The voluntary blood sample obtained in a subgroup of infants at 17 weeks of age did not reveal any statistically significant differences between intervention groups. The serum urea levels are within normal ranges and the values for the subgroup of the PHF-fed infants observed in the current study (median of 18.0 mg/dL) are in line with previously reported values for 4-month-old infants consuming this PHF (median of 20.5 mg/dL) [19]. Interestingly, breastfed infants had lower serum urea levels and a lower body weight at four months of age compared to both formula groups, as reported previously [34,35], and this can be (partially) attributed to differences in protein quality and quantity [36]. Although substantial improvements in the protein quality and quantity of infant milk formulas have been made over the last few decades, the evaluated infant formulas in the current study still contained a higher protein content compared to breastmilk. Still, this study showed that the study formulas supported infant growth efficiently, given the proximity to the WHO standards, without resulting in excessive serum urea levels. However, the lower growth velocity and serum urea levels in breastfed infants suggest that there is a window of opportunity to further optimize the protein quality of the investigated infant formulas.

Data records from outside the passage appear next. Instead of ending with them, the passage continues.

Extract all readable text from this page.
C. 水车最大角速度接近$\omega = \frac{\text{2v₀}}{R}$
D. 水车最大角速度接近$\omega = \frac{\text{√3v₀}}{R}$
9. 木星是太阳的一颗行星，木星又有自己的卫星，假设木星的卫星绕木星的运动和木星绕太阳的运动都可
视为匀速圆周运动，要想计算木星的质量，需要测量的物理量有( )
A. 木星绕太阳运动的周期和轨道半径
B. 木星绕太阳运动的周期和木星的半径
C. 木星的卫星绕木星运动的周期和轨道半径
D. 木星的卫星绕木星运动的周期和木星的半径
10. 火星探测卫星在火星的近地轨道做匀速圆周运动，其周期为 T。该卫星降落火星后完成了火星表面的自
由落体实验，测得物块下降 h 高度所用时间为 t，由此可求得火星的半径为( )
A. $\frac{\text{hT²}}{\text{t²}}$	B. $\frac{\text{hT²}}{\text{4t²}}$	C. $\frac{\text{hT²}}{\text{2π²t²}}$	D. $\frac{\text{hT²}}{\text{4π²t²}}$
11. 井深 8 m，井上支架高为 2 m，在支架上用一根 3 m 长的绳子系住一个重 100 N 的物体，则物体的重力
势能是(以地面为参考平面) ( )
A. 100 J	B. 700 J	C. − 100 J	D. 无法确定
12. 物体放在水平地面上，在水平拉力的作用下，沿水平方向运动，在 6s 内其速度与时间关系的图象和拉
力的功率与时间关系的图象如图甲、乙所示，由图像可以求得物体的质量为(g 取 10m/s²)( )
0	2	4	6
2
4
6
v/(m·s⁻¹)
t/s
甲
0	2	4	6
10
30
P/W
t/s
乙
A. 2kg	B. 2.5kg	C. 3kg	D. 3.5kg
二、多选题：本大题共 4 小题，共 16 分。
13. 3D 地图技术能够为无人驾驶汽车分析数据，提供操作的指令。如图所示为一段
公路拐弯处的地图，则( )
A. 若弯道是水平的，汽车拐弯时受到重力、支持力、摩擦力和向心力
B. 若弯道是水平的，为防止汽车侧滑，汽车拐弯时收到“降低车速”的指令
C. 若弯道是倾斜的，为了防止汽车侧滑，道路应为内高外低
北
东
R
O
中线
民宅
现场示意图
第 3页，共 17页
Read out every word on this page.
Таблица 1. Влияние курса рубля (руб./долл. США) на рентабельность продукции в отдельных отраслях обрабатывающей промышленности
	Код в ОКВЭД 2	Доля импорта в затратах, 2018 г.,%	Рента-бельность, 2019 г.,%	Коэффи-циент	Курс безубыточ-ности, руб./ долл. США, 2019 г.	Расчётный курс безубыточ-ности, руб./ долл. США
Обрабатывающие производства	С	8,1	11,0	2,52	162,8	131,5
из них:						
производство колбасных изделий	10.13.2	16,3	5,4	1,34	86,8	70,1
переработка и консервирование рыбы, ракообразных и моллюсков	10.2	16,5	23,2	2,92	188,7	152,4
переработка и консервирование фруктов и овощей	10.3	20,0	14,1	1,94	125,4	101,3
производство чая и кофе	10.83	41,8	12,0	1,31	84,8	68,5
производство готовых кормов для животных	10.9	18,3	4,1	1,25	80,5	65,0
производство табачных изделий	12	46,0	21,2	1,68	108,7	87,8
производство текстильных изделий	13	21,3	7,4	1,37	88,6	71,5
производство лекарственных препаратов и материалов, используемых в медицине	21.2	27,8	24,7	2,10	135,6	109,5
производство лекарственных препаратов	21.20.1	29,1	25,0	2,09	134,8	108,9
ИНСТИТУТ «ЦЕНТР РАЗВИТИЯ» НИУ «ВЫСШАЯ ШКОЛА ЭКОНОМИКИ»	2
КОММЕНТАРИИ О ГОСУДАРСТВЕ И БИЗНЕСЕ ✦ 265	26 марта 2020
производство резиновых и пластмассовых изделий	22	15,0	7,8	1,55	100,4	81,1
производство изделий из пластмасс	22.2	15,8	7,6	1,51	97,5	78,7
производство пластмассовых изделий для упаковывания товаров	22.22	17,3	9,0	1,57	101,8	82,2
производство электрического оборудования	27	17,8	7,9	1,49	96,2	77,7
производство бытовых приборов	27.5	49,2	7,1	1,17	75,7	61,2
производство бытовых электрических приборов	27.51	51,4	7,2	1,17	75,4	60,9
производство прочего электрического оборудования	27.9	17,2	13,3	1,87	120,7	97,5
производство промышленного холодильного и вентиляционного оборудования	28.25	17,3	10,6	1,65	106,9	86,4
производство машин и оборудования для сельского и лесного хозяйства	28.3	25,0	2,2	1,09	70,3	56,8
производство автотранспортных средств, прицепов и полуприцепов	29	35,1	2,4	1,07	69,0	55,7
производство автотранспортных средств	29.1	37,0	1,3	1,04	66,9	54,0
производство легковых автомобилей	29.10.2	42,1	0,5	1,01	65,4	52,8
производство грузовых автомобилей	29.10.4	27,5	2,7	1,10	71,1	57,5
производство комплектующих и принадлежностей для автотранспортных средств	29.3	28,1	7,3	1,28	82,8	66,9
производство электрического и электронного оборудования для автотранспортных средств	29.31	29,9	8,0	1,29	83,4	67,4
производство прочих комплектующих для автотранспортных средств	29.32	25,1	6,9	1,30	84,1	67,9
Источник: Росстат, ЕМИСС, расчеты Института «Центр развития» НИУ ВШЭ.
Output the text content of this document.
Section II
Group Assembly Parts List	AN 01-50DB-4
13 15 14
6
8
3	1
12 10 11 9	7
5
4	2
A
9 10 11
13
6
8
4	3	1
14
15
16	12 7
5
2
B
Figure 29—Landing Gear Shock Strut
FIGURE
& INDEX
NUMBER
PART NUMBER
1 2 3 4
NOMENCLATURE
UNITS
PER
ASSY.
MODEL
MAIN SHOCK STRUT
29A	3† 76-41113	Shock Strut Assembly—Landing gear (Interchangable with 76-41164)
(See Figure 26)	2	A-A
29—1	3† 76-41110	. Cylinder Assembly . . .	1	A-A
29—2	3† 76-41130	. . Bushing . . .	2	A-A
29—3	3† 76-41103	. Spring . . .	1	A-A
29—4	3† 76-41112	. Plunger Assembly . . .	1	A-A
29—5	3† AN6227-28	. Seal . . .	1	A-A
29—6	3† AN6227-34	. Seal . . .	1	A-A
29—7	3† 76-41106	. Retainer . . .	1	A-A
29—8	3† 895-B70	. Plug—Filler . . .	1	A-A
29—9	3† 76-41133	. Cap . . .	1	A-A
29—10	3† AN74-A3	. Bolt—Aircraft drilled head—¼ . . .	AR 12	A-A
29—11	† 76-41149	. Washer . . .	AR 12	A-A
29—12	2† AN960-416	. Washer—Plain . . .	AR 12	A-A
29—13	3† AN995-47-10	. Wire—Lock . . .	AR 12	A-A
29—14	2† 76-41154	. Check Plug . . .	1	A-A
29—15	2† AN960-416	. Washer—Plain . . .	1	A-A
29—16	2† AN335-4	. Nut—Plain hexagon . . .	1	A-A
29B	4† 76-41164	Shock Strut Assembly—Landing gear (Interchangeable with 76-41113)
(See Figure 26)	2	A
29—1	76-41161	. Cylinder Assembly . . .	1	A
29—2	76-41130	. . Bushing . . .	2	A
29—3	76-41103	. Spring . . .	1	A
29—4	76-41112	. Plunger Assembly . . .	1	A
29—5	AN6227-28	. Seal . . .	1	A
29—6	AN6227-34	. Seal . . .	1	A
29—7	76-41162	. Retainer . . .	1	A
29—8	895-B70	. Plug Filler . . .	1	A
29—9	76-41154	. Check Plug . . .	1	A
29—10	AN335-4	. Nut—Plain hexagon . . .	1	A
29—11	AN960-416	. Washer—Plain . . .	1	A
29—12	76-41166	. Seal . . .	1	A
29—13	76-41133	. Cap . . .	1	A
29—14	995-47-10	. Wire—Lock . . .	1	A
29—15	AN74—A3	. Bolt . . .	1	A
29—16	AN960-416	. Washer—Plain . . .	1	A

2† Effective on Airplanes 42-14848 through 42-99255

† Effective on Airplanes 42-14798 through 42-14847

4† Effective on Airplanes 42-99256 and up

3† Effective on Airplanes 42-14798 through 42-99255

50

We consider the randomized, double-blind, controlled study design, the confirmed powered sample size and the applied high-quality standards during study conduct and evaluation to be the key strengths of this study. However, this study also has some limitations. A total of 15 study sites in six countries participated in the study. The implemented trainings and strict manuals shared with the investigators for the measurement and sampling procedures might not have fully overcome the potential increased variation in study outcomes due to the high number of study sites. Potentially, this might have contributed to the higher re-estimated required sample size during the blinded interim analysis. Conversely, one could argue that having a substantial number of study centers in a multi-country setting will increase the representativeness of the study results. Blood samples were only available for a subgroup of infants, which requires caution regarding unintended bias when interpreting these results.

In conclusion, the investigated partially hydrolyzed whey protein-based infant formula was demonstrated to support adequate infant growth, equivalent to a standard intact cow’s milk protein-based formula, and it is well-tolerated and safe for use in healthy, term infants.